NTLA-2001 is based on the clustered regularly interspaced short palindromic repeats and associated Cas9 endonuclease (CRISPR-Cas9) system. It consists of a lipid nanoparticle encapsulating messenger RNA for Cas9 protein and a single guide RNA targeting TTR.
The ongoing phase I study looked at safety and pharmacodynamic effects of single doses of NTLA-2001 in six patients with hereditary ATTR amyloidosis with polyneuropathy. Half received 0.1 mg/kg, the other received 0.3 mg/kg. Three patients had a p.T80A mutation, two a p.S97Y mutation, and one a p.H110D mutation. Three patients received no prior therapy; three previously had received diflunisal.
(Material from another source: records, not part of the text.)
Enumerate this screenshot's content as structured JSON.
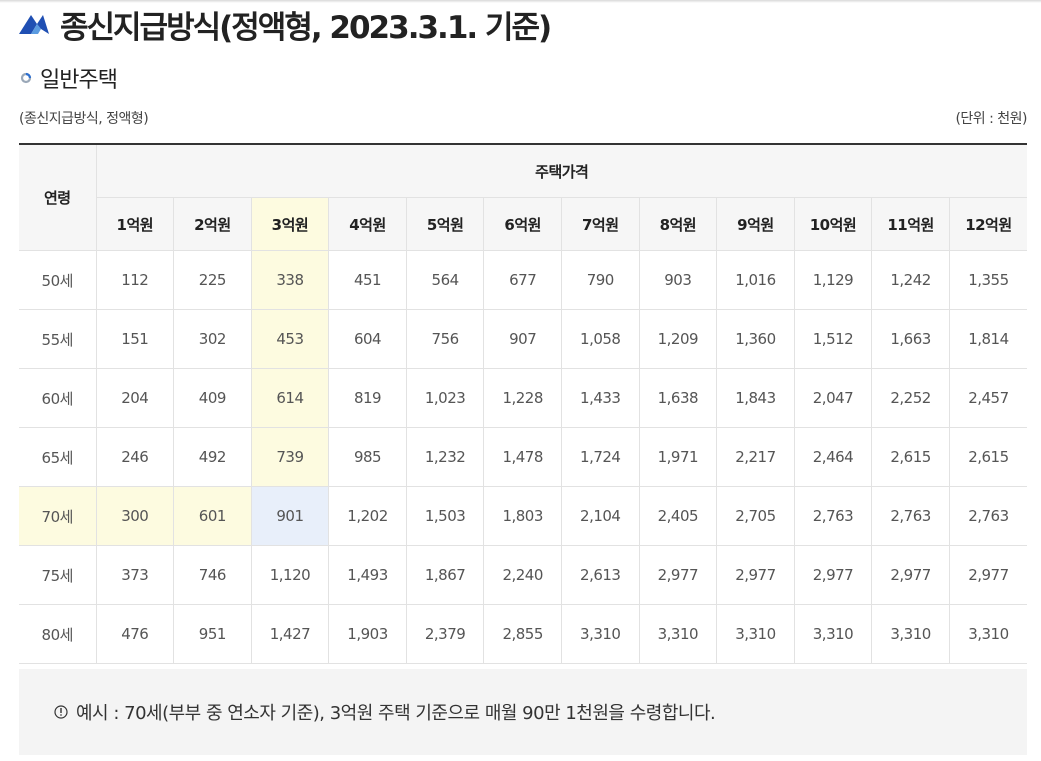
{
  "page": {
    "title": "종신지급방식(정액형, 2023.3.1. 기준)",
    "subtitle": "일반주택",
    "caption_left": "(종신지급방식, 정액형)",
    "caption_right": "(단위 : 천원)"
  },
  "table": {
    "age_header": "연령",
    "price_header": "주택가격",
    "price_columns": [
      "1억원",
      "2억원",
      "3억원",
      "4억원",
      "5억원",
      "6억원",
      "7억원",
      "8억원",
      "9억원",
      "10억원",
      "11억원",
      "12억원"
    ],
    "rows": [
      {
        "age": "50세",
        "values": [
          "112",
          "225",
          "338",
          "451",
          "564",
          "677",
          "790",
          "903",
          "1,016",
          "1,129",
          "1,242",
          "1,355"
        ]
      },
      {
        "age": "55세",
        "values": [
          "151",
          "302",
          "453",
          "604",
          "756",
          "907",
          "1,058",
          "1,209",
          "1,360",
          "1,512",
          "1,663",
          "1,814"
        ]
      },
      {
        "age": "60세",
        "values": [
          "204",
          "409",
          "614",
          "819",
          "1,023",
          "1,228",
          "1,433",
          "1,638",
          "1,843",
          "2,047",
          "2,252",
          "2,457"
        ]
      },
      {
        "age": "65세",
        "values": [
          "246",
          "492",
          "739",
          "985",
          "1,232",
          "1,478",
          "1,724",
          "1,971",
          "2,217",
          "2,464",
          "2,615",
          "2,615"
        ]
      },
      {
        "age": "70세",
        "values": [
          "300",
          "601",
          "901",
          "1,202",
          "1,503",
          "1,803",
          "2,104",
          "2,405",
          "2,705",
          "2,763",
          "2,763",
          "2,763"
        ]
      },
      {
        "age": "75세",
        "values": [
          "373",
          "746",
          "1,120",
          "1,493",
          "1,867",
          "2,240",
          "2,613",
          "2,977",
          "2,977",
          "2,977",
          "2,977",
          "2,977"
        ]
      },
      {
        "age": "80세",
        "values": [
          "476",
          "951",
          "1,427",
          "1,903",
          "2,379",
          "2,855",
          "3,310",
          "3,310",
          "3,310",
          "3,310",
          "3,310",
          "3,310"
        ]
      }
    ],
    "highlight_column_index": 2,
    "highlight_row_index": 4,
    "colors": {
      "highlight_yellow": "#fdfbe0",
      "highlight_blue": "#e8effa",
      "header_bg": "#f6f6f6"
    }
  },
  "note": {
    "icon": "exclamation-circle-icon",
    "text": "예시 : 70세(부부 중 연소자 기준), 3억원 주택 기준으로 매월 90만 1천원을 수령합니다."
  },
  "icons": {
    "title": "mountain-logo-icon",
    "subtitle": "ring-bullet-icon"
  }
}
Dose-dependent reductions in serum TTR were seen from treatment with NTLA-2001. At day 28, mean serum TTR levels declined by 52% in the 0.1 mg/kg group and by 87% in the 0.3 mg/kg group. No serious adverse events were recorded.
Two treatments for hereditary ATTR amyloidosis nerve pain won FDA approval in 2018: patisiran (Onpattro), an RNA interference drug, and inotersen (Tegsedi), an RNA-targeting drug that reduces the production of TTR protein.
The NTLA-2001 study could have profound clinical implications, noted Joel Buxbaum, MD, of Scripps Research Institute in La Jolla, California, who was not involved with the study. “If, as the authors surmise, the effect is permanent, and without off-target effects when studied in a much larger patient population, it would be a significant improvement [over] current therapies for this class of disorders, at least with respect to frequency of therapy,” he said.
“However, all that depends on the clinical effect of long-term suppression of hepatic TTR synthesis,” Buxbaum told MedPage Today. “In the published studies of the various currently available ATTR therapeutics, approximately one-third of subjects have little or no clinical response, regardless of the degree of suppression of circulating protein levels, suggesting that while diminishing the supply side for TTR aggregation is likely to be necessary for clinical responsiveness, it may not be sufficient for optimal or profound therapeutic efficacy.”
After phase I studies are complete, the company plans to move forward to pivotal studies for both polyneuropathy and cardiomyopathy manifestations of ATTR amyloidosis.
Journal information: Gillmore JD, et al “CRISPR-Cas9 in vivo gene editing for transthyretin amyloidosis” N Engl J Med 2021; DOI: 10.1056/NEJMoa2107454.